Offensichtlich braucht’s jedoch Tempo, damit der Lamborghini Miura zutraulicher wird. Auf den zwirbeligen Straßen zwischen Loiano, San Giacomo und Montecarelli flüchtet er sich mit steigender Geschwindigkeit in eine – vermutlich trügerische – Leichtigkeit. Selbst beim Auswringen des Triebwerks bleibt die Traktion stabil, das Fahrverhalten kalkulierbar, erstaunlich neutral sogar. Möglicherweise hängt das mit dem Delta zwischen echter und erlebter Geschwindigkeit zusammen, man weiß es nicht, denn der Tacho hat heute frei. Dessen Skala beginnt übrigens erst bei 40 km/h – das traut sich heute keiner mehr.
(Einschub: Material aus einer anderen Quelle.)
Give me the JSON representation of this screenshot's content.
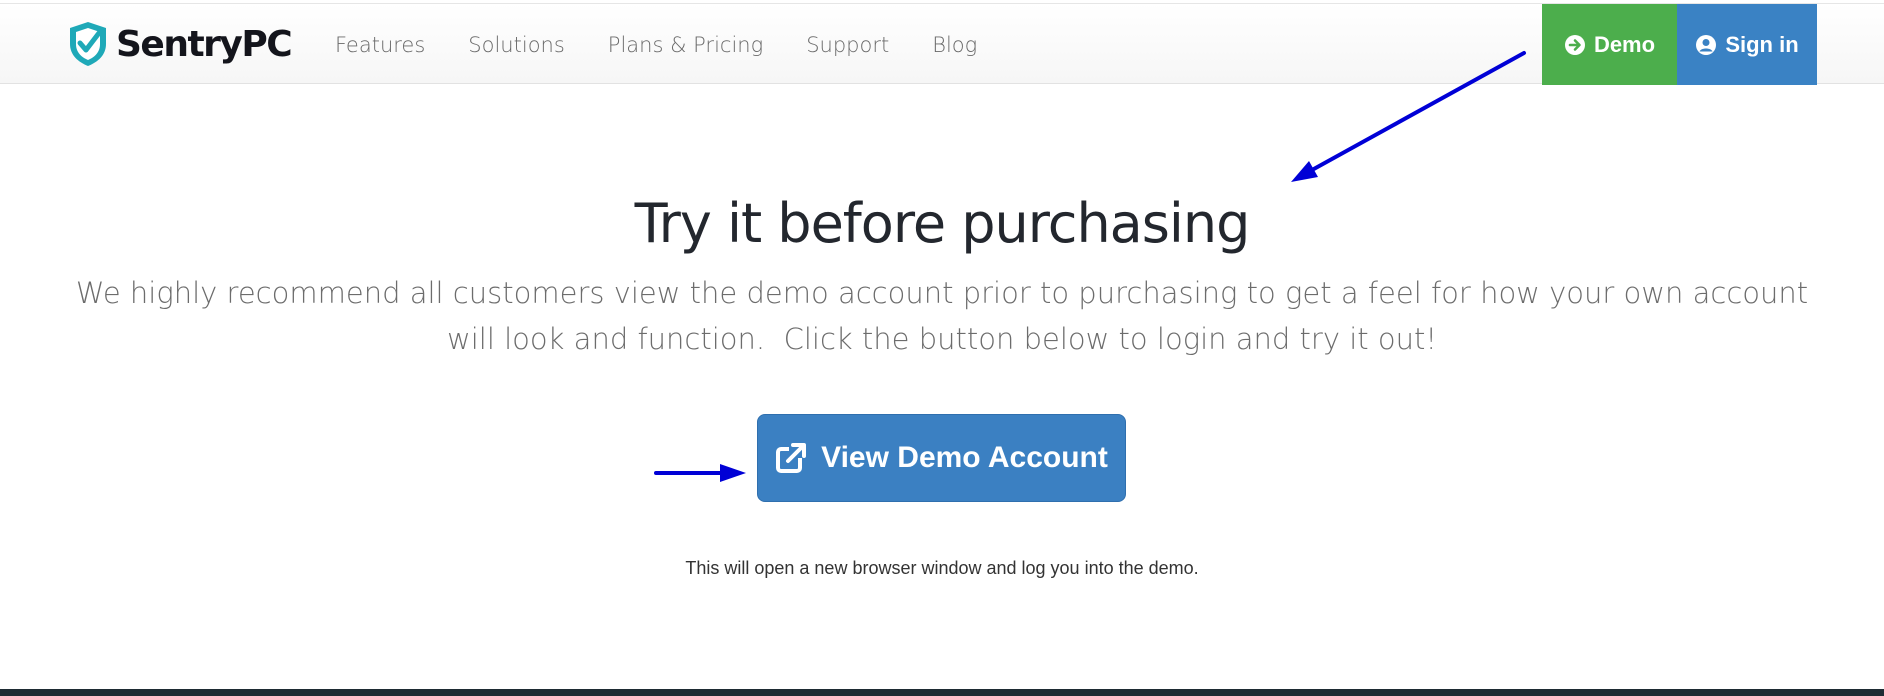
{
  "brand": {
    "name": "SentryPC",
    "accent": "#1fa9b8"
  },
  "nav": {
    "items": [
      {
        "label": "Features"
      },
      {
        "label": "Solutions"
      },
      {
        "label": "Plans & Pricing"
      },
      {
        "label": "Support"
      },
      {
        "label": "Blog"
      }
    ]
  },
  "header_actions": {
    "demo": {
      "label": "Demo",
      "icon": "arrow-right-circle-icon",
      "color": "#4cae4c"
    },
    "signin": {
      "label": "Sign in",
      "icon": "user-circle-icon",
      "color": "#3a82c4"
    }
  },
  "main": {
    "headline": "Try it before purchasing",
    "description": "We highly recommend all customers view the demo account prior to purchasing to get a feel for how your own account will look and function.  Click the button below to login and try it out!",
    "cta": {
      "label": "View Demo Account",
      "icon": "external-link-icon",
      "color": "#3b80c2"
    },
    "note": "This will open a new browser window and log you into the demo."
  },
  "annotations": {
    "arrow_color": "#0000d6"
  }
}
Ja, selbst ein manuelles Schaltgetriebe wagt Lamborghini heute seinen Kunden nicht mehr anzubieten. Beim Lamborghini Huracán spielen sich jedenfalls Elektronik und Mechanik perfekt die Karten zu, reißen so die sieben Gänge doppelkuppelnd abrupt durch. Das gelingt dem Getriebe des Lamborghini Miura, das sich einst für seine fünf Gänge und deren Synchronisierung feiern ließ, nicht ansatzweise. Vor allem der zweite ist ein störrischer Hund.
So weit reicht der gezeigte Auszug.